A pangram or holoalphabetic sentence is a sentence using every letter of a given alphabet at least once. Pangrams have been used to display typefaces, test equipment, and develop skills in handwriting, calligraphy, and keyboarding.
The best-known English pangram is "The quick brown fox jumps over the lazy dog". It has been used since at least the late 19th century, was used by Western Union to test Telex/TWX data communication equipment for accuracy and reliability, and is now used by a number of computer programs to display computer fonts, most notably the font viewer built into Microsoft Windows.
Short pangrams in English are more difficult to devise and tend to use uncommon words. Longer pangrams may afford more opportunity for humor, cleverness, or thoughtfulness.
The following are examples of pangrams that are shorter than "The quick brown fox jumps over a lazy dog" (which has 33 letters) and use standard written English without abbreviations or proper nouns:
A perfect pangram contains every letter of the alphabet only once and can be considered an anagram of the alphabet. The only perfect pangrams of the English alphabet that are known use abbreviations or other non-words, such as "Mr Jock, TV quiz PhD, bags few lynx", or use words so obscure that the phrase is hard to understand, such as "Cwm fjord bank glyphs vext quiz", in which cwm is a loan word from the Welsh language meaning a steep-sided glaciated valley, and vext is an uncommon way to spell vexed.
Other writing systems may present more options: The Iroha is a well-known perfect pangram of the Japanese syllabary, while the Hanacaraka is a perfect pangram for the Javanese script and is used to order it to this day.
Whereas the English language uses all 26 letters of the Latin alphabet in native and naturalized words, many other languages using the same alphabet do not. Pangram writers in these languages are forced to choose between only using those letters found in native words or incorporating exotic loanwords into their pangrams. Some words, such as the Gaelic-derived whisk(e)y, which has been borrowed by many languages and uses the letters k, w and y, are a frequent fixture of many foreign pangrams.
Non-Latin alphabetic or phonetic scripts such as Greek, Cyrillic, and others can also have pangrams.  In some writing systems, exactly what counts as a distinct symbol can be debated. For example, many languages have accents or other diacritics, but one might count "é" and "e" as the same for pangrams. A similar problem arises for older English orthography that includes the long s ("ſ").
Logographic scripts, or writing systems such as Chinese that do not use an alphabet but are composed principally of logograms, cannot produce pangrams in a literal sense (or at least, not pangrams of reasonable size). The total number of signs is large and imprecisely defined, so producing a text with every possible sign is practically impossible. However, various analogies to pangrams are feasible, including traditional pangrams in a romanization.

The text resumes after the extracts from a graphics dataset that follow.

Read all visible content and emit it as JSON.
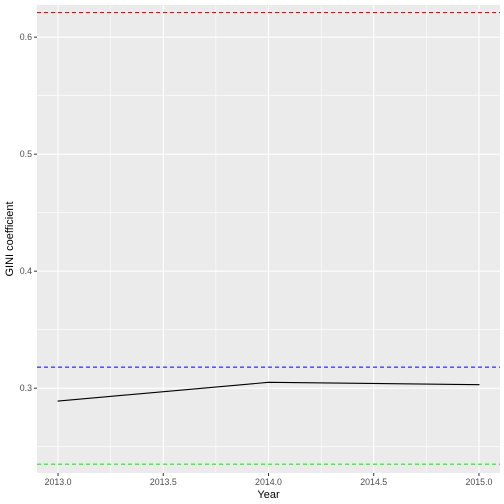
{
  "chart_data": {
    "type": "line",
    "title": "",
    "xlabel": "Year",
    "ylabel": "GINI coefficient",
    "xlim": [
      2012.9,
      2015.1
    ],
    "ylim": [
      0.2275,
      0.6275
    ],
    "x_ticks": [
      2013.0,
      2013.5,
      2014.0,
      2014.5,
      2015.0
    ],
    "x_tick_labels": [
      "2013.0",
      "2013.5",
      "2014.0",
      "2014.5",
      "2015.0"
    ],
    "y_ticks": [
      0.3,
      0.4,
      0.5,
      0.6
    ],
    "y_tick_labels": [
      "0.3",
      "0.4",
      "0.5",
      "0.6"
    ],
    "grid": true,
    "legend": "none",
    "series": [
      {
        "x": [
          2013,
          2014,
          2015
        ],
        "y": [
          0.289,
          0.305,
          0.303
        ],
        "color": "#000000"
      }
    ],
    "reference_lines": [
      {
        "y": 0.621,
        "color": "#ff0000",
        "style": "dashed"
      },
      {
        "y": 0.318,
        "color": "#0000ff",
        "style": "dashed"
      },
      {
        "y": 0.235,
        "color": "#00ff00",
        "style": "dashed"
      }
    ],
    "panel_background": "#ebebeb",
    "grid_color": "#ffffff"
  }
}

In Japanese, although typical orthography uses kanji (logograms), pangrams can be made using every kana, or syllabic character. The Iroha is a classic example of a perfect pangram in non-Latin script.
In Chinese, the Thousand Character Classic is a 1000-character poem in which each character is used exactly once; however, it does not include all Chinese characters. The single character 永 (permanence) incorporates all the basic strokes used to write Chinese characters, using each stroke exactly once, as described in the Eight Principles of Yong.
Among abugida scripts, an example of a perfect pangram is the Hanacaraka (hana caraka; data sawala; padha jayanya; maga bathanga) of the Javanese script, which is used to write the Javanese language in Indonesia.
A self-enumerating pangram is a pangrammatic autogram, or a sentence that inventories its own letters, each of which occurs at least once. The first example was produced by Rudy Kousbroek, a Dutch journalist and essayist, who publicly challenged Lee Sallows, a British recreational mathematician resident in the Netherlands, to produce an English translation of his Dutch pangram. In the sequel, Sallows built an electronic "pangram machine", that performed a systematic search among millions of candidate solutions. The machine was successful in identifying the following 'magic' translation:
Chris Patuzzo was able to reduce the problem of finding a self-enumerating pangram to the boolean satisfiability problem. He did this by using a made-to-order hardware description language as a stepping stone and then applied the Tseytin transformation to the resulting chip.
The pangram "The quick brown fox jumps over the lazy dog", and the search for a shorter pangram, are the cornerstone of the plot of the novel Ella Minnow Pea by Mark Dunn. The search successfully comes to an end when the phrase "Pack my box with five dozen liquor jugs" is discovered.
The humorous scientific paper Cneoridium dumosum (Nuttall) Hooker F. Collected March 26, 1960, at an Elevation of about 1450 Meters on Cerro Quemazón, 15 Miles South of Bahía de Los Angeles, Baja California, México, Apparently for a Southeastward Range Extension of Some 140 Miles has a pangrammatic title, seemingly by pure chance. As of January 2022, its English Wikipedia article is the only English Wikipedia article to have a pangrammatic title without having been constructed as a pangram.